- Promotional poster
- Genre: Drama
- Based on: The Wheel Spins by Ethel Lina White
- Screenplay by: Fiona Seres
- Directed by: Diarmuid Lawrence
- Starring: Tuppence Middleton; Selina Cadell; Keeley Hawes; Tom Hughes; Julian Rhind-Tutt; Stephanie Cole; Gemma Jones;
- Theme music composer: John Lunn
- Country of origin: United Kingdom
- Original language: English

Production
- Producer: Ann Tricklebank
- Cinematography: Peter Greenhalgh
- Editor: David Head
- Running time: 87 minutes
- Production company: BBC

Original release
- Network: BBC One
- Release: 17 March 2013

= The Lady Vanishes (2013 film) =

British mystery movie

The Lady Vanishes is a 2013 British television mystery thriller film directed by Diarmuid Lawrence, and a co-production of the BBC and Masterpiece Films.

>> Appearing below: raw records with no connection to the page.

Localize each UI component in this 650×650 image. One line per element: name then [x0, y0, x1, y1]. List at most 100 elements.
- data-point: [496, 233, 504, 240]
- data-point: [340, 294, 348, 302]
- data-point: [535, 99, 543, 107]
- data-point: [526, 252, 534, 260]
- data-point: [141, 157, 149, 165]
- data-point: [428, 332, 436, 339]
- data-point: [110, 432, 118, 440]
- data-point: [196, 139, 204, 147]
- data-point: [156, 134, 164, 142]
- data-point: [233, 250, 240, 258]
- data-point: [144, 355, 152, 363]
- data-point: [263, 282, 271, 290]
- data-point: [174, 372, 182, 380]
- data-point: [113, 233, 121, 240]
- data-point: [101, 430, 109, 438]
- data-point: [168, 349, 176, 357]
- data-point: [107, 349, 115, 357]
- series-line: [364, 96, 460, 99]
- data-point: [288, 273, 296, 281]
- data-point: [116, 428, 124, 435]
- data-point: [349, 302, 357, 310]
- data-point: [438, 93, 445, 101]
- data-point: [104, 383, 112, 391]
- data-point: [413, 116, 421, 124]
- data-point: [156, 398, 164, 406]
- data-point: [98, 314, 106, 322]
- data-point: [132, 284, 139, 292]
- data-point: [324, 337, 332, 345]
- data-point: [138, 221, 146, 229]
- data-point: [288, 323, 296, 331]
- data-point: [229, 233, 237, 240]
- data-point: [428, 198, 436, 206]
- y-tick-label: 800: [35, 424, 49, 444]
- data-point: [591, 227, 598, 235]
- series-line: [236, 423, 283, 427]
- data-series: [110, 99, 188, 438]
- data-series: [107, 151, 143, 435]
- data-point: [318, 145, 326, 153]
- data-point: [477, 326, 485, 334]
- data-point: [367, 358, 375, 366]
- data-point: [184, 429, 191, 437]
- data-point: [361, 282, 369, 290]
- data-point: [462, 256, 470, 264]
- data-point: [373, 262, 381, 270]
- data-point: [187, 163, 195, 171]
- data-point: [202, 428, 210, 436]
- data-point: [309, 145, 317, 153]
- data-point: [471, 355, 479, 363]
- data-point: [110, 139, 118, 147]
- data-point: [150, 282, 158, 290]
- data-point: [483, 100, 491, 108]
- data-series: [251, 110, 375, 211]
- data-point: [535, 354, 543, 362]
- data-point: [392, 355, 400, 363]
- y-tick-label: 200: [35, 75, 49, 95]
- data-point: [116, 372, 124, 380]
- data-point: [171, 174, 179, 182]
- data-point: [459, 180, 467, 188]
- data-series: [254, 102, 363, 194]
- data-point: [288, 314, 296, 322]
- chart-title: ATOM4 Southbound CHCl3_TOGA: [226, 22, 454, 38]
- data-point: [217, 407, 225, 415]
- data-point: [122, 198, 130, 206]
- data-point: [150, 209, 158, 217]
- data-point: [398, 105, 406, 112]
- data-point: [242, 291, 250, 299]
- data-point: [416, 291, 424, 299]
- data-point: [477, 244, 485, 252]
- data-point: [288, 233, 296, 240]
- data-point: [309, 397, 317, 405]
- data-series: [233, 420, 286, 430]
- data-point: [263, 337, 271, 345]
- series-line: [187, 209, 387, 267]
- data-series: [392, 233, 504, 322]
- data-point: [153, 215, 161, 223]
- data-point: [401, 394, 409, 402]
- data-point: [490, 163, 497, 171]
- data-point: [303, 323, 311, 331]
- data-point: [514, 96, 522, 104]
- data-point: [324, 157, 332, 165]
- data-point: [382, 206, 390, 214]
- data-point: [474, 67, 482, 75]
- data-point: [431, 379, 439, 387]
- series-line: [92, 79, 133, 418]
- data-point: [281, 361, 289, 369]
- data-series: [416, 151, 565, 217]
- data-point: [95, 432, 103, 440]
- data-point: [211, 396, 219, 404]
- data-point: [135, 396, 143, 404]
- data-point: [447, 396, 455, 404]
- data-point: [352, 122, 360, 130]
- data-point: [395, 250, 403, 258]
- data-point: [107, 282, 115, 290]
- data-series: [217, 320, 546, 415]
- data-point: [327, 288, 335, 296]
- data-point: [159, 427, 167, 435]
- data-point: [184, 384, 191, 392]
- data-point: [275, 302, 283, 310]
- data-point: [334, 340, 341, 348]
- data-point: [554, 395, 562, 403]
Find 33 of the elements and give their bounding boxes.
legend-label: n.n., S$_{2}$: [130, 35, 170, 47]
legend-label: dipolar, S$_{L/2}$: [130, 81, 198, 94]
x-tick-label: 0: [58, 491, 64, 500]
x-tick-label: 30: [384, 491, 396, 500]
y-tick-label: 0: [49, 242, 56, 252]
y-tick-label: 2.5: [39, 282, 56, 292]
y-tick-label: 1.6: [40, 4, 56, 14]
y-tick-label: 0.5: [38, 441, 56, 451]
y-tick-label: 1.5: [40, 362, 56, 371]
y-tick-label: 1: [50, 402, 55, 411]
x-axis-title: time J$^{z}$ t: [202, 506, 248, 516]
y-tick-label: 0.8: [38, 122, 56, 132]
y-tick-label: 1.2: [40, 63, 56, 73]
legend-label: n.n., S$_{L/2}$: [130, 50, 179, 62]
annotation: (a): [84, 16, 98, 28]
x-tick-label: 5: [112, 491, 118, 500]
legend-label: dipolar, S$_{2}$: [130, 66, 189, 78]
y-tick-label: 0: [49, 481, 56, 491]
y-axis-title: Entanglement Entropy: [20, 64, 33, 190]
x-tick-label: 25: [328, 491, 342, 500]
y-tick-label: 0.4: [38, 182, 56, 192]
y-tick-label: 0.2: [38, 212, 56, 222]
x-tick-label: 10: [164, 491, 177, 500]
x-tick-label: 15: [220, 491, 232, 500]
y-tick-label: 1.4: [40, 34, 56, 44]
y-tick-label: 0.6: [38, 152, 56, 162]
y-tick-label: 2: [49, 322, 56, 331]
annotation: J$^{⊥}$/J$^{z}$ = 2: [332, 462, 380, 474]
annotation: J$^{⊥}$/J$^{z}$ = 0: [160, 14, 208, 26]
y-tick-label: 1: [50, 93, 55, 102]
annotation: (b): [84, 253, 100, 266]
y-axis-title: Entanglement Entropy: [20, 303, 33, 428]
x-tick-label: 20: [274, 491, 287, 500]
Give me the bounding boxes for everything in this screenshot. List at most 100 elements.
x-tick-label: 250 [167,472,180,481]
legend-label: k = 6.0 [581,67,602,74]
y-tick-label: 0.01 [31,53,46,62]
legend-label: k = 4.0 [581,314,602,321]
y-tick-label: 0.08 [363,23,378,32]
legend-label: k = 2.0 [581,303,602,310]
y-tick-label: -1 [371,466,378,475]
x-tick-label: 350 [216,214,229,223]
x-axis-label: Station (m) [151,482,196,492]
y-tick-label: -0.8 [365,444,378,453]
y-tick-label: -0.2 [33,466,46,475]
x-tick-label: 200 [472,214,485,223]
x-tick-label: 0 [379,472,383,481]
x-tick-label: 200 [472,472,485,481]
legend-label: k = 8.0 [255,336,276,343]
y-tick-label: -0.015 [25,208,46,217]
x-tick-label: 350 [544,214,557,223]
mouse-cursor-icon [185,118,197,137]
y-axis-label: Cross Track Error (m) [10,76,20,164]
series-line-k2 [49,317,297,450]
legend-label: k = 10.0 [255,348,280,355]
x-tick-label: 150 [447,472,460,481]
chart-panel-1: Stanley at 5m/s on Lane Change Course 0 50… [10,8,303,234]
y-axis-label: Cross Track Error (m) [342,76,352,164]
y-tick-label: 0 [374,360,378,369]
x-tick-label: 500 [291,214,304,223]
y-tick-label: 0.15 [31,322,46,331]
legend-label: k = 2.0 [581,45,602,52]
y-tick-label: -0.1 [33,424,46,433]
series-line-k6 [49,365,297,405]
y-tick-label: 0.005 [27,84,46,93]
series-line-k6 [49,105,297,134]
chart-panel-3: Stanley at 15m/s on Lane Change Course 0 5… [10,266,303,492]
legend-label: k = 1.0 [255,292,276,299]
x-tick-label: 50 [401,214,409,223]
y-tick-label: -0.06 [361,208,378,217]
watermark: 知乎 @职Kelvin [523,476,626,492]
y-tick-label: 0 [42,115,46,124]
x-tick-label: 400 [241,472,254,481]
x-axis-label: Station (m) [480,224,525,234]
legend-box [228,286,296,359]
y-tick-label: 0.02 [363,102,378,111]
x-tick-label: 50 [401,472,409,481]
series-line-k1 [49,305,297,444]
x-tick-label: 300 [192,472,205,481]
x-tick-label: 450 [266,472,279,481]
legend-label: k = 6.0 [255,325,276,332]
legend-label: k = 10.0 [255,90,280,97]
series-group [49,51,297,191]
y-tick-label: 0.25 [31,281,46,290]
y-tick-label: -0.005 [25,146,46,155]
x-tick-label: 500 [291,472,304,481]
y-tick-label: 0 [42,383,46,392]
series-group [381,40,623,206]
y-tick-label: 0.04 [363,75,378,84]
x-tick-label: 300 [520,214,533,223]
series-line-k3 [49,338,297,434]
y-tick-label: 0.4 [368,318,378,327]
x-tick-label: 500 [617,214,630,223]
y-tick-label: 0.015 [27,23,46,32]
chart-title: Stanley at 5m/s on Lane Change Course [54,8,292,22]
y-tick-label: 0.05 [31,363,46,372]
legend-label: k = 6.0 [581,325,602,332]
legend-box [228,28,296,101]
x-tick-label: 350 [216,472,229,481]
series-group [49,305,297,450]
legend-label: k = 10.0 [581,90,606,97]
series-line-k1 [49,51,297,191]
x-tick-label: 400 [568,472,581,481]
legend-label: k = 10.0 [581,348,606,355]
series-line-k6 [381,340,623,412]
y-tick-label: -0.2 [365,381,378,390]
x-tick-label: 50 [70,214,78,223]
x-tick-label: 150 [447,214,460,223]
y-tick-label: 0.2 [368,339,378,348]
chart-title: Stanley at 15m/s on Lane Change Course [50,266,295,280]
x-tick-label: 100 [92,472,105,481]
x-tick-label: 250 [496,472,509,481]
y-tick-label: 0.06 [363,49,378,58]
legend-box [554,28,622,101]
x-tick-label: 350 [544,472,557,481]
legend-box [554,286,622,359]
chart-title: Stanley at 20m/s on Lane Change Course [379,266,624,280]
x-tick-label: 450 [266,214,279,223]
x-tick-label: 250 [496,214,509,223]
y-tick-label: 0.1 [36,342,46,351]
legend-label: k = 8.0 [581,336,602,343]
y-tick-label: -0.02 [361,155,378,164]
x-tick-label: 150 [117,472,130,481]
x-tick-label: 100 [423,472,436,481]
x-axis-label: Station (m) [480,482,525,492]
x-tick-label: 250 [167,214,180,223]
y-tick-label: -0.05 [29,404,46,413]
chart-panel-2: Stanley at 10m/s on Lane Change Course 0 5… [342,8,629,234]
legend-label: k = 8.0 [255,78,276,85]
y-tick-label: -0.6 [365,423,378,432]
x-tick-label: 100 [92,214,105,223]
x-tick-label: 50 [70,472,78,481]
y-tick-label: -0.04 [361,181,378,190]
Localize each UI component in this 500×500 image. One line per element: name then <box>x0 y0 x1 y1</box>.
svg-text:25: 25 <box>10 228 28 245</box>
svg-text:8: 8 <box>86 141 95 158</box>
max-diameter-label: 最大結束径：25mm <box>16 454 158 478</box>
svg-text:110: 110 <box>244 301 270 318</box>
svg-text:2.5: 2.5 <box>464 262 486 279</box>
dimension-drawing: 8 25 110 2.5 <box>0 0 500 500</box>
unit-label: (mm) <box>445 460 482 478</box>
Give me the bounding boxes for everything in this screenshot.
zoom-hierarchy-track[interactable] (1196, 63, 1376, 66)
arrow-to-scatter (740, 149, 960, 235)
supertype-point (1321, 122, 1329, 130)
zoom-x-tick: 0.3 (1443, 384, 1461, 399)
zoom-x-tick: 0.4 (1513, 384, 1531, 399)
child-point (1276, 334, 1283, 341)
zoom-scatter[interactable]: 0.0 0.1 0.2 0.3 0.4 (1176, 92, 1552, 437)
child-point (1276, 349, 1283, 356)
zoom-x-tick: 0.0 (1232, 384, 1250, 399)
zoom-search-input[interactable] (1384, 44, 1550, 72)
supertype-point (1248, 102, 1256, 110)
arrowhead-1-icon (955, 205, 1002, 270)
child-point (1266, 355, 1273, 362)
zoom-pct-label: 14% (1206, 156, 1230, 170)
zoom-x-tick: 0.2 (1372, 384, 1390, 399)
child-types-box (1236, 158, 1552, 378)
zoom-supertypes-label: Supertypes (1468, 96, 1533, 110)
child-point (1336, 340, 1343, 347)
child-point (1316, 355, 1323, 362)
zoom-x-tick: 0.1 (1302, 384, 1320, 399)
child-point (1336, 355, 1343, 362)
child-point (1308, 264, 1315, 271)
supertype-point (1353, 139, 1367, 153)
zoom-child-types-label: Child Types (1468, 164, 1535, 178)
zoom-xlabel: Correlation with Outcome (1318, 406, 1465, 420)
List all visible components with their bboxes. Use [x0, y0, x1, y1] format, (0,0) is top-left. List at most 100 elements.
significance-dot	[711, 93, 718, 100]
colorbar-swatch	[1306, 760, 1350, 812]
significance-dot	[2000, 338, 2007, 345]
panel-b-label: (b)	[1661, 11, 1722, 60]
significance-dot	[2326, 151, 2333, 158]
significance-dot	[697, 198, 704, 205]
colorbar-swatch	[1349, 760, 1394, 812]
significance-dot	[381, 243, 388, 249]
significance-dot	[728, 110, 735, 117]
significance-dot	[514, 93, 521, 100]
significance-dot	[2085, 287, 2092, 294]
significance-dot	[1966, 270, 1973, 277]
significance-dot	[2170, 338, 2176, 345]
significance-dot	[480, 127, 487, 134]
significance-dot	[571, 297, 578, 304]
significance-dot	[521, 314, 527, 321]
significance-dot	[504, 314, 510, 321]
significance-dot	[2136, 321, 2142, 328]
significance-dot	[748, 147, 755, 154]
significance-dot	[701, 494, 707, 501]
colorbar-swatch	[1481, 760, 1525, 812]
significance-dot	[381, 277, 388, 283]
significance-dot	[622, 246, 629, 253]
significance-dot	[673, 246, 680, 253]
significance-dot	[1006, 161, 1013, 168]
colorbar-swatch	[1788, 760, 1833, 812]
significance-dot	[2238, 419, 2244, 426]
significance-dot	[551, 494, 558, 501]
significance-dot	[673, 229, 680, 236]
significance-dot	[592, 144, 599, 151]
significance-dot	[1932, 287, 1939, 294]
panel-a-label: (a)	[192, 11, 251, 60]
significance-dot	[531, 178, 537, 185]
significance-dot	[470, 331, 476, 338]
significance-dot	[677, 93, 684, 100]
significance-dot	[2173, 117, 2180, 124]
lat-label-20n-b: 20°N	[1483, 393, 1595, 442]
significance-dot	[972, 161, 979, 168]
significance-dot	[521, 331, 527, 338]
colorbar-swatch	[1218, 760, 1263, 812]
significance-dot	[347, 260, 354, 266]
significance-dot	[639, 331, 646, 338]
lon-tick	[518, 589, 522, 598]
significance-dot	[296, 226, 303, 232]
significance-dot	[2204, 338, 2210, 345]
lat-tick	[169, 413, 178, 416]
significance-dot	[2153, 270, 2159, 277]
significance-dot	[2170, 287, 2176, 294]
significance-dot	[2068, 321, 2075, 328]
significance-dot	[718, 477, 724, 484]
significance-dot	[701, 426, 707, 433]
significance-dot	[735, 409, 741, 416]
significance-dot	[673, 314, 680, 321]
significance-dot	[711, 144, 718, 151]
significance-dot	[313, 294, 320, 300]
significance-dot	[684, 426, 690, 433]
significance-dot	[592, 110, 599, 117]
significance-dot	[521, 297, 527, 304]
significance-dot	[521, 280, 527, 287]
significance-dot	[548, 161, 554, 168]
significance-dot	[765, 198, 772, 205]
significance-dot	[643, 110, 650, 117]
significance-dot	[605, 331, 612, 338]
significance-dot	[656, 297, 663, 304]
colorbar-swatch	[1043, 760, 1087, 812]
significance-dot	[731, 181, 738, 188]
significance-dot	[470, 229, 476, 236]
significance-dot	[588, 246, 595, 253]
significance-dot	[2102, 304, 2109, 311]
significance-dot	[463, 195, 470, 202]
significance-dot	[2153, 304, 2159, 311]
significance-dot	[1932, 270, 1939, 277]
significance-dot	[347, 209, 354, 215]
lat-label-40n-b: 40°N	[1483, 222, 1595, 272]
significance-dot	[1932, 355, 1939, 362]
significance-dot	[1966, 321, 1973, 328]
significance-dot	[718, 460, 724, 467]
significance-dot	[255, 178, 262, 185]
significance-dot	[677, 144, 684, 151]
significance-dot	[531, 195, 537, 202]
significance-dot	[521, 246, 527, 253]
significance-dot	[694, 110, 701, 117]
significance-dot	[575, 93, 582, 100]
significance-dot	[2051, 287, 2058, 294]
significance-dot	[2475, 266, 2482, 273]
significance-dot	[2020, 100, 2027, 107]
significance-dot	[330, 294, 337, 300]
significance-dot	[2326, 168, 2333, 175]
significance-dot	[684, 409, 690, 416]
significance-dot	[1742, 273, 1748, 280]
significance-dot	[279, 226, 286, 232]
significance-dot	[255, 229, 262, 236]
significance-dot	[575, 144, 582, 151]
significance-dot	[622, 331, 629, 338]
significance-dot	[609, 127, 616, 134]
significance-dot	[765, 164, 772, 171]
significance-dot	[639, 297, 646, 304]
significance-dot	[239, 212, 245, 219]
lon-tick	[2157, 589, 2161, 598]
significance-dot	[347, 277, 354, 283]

It is based on the 1936 novel The Wheel Spins by Ethel Lina White. It stars Selina Cadell in the role of the disappearing Miss Froy, Tuppence Middleton as the young Iris Carr (who discovers the disappearance but is not taken seriously), Tom Hughes and Alex Jennings as Max Hare and the Professor, the two fellow English passengers who come to her aid. It was watched by 7.44 million when it was broadcast on Sunday 17 March 2013 on BBC One.

==Summary==
The film is less a remake of Alfred Hitchcock's 1938 film of the same name than a new interpretation of the novel, one based far more closely on it. It depicts a young English socialite, Iris Carr, travelling by train across 1930s Europe, returning to England from Croatia. She is alarmed by the mysterious disappearance of an English governess, Miss Froy, also travelling on the train. She enlists the help (initially given somewhat reluctantly) of the handsome young Max Hare, and his former Oxford Professor, who are travelling together on the train, for reasons unstated. As in the book (but unlike the 1938 version of the film), Miss Froy is merely what she appears, and not a British agent of MI6. The motive for her kidnap is not her secret intelligence service operations, but the fact that she witnessed a suspected murderer under circumstances that would have invalidated his alibi for the murder.

==Production==
The setting of the remake is the luxury express passenger train from Croatia to Trieste, rather than in the original fictional country. An entire 1930s luxury passenger train interior, complete with sleeping carriages, a dining car, and a passenger bar and lounge car, were all recreated, to scale, in Budapest for the production of the film. Diarmuid Lawrence, the director, makes an appearance, just as Hitchcock did.